29 janvier 2012

La cité n’est pas une jungle. C’est un zoo.*

Le tigre blanc, Aravind ADIGA

Roman initiatique à la construction originale sur les grands écarts de l'Inde contemporaine. Loin des cartes postales...

Même s’il possède l’intelligence d’un félin, Balram est né du côté des Ténèbres, dans l’Inde de ceux qui, de père en fils, sont voués à une vie misérable. Des emplois qui ressemblent davantage à de l’esclavage pour gagner de quoi nourrir une famille nombreuse. Mais l’ambition de Balram est plus forte que les traditions et, sur un coup de chance, il parvient à se faire engager comme chauffeur. Au service du fils d’un riche notable, il quitte sa province pour Delhi et y découvre une nouvelle vie. Son maître a vécu aux États-Unis et semble lui aussi remettre en cause les traditions culturelles et son éducation. À travers les lettres qu’il écrit au Premier ministre chinois avant sa visite officielle en Inde, Balram raconte comment il en est finalement arrivé à dépasser les conditions de sa naissance pour devenir un entrepreneur de l’Inde moderne. Quitte à commettre le pire.
Les fabuleuses aventures d’un Indien malchanceux… (Slumdog millionaire au cinéma) m’avait particulièrement ennuyé. J’avais donc quelques appréhensions en commençant la lecture de ce roman. Mais rapidement, le récit de Balram m’a séduit et emporté. Ce beau roman initiatique, Man Booker Prize en 2008, touche par sa fraîcheur et son humour désabusé. Pas de misérabilisme ni de conte de fées ; ce n’est pas l’histoire d’un gentil garçon qui va rencontrer la fortune. Tout est beaucoup plus ambigu et la description de l’Inde contemporaine est ici très bien amenée. Le personnage central est loin d’être candide et le regard qu’il porte sur les transformations de son pays est sans concession et, souvent, cynique. Le tigre du titre est un animal en cage, une espèce parmi d’autres dans le grand zoo de la société indienne où chacun se doit de rester à sa place. Or, avec la mondialisation, les traditions sont confrontées à la modernité et à une certaine forme d’occidentalisation. Comment les plus démunis peuvent-ils prendre le train en marche dans un pays où la relation maître-serviteur semble ne jamais devoir être remise en question ?

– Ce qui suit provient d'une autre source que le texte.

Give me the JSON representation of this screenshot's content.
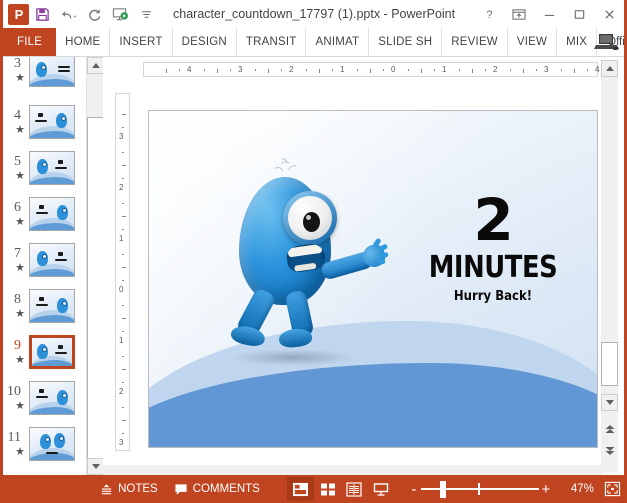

Les avis de Bize, Saxaoul et Kathel.

Référence :

Le tigre blanc, Aravind ADIGA, traduit de l’anglais pas Annick Le Goya, 10-18, collection « Domaine étranger », 2010.

*Desmond Morris, Le zoo humain

26 janvier 2012

Hibernation?

Vous l'aurez remarqué, nous ne sommes pas très actifs sur le blog ces derniers temps. On lit, on lit mais les billets ne suivent pas. Temps maussade, manque cruel de lumière et du travail par-dessus la tête. Mais le moral est bon!
L'envie de passer plus de temps sous la couette est cependant bien là. Et si Proust a expérimenté le drame du coucher, le lecteur nocturne doit chaque soir vivre avec ce douloureux problème : comment tenir son livre ET garder les bras sous la couette? Impossible. Il faut passer d'un bras à l'autre, tenir le livre d'une main pendant que l'autre part se réchauffer le temps de deux pages avant de devoir remettre le nez dehors.
Dans le magazine du Monde de la semaine dernière, j'ai enfin trouvé la solution. Il s'agit de la Couettabra!
Et c'est tout à fait sérieux. Conçue par Nathalie Mauger et Claire Guéneau, elle sera bientôt en vente ici
J'adore l'idée (qui rappelle quand même un peu la vie monastique...) mais ce n'est pas ça qui va m'aider à sortir de l'hiver...


17 janvier 2012

Parce que c'était lui, parce que c'était moi

Just kids, Patti SMITH

Amour, art et bohème à New York. Bien plus qu’une autobiographie.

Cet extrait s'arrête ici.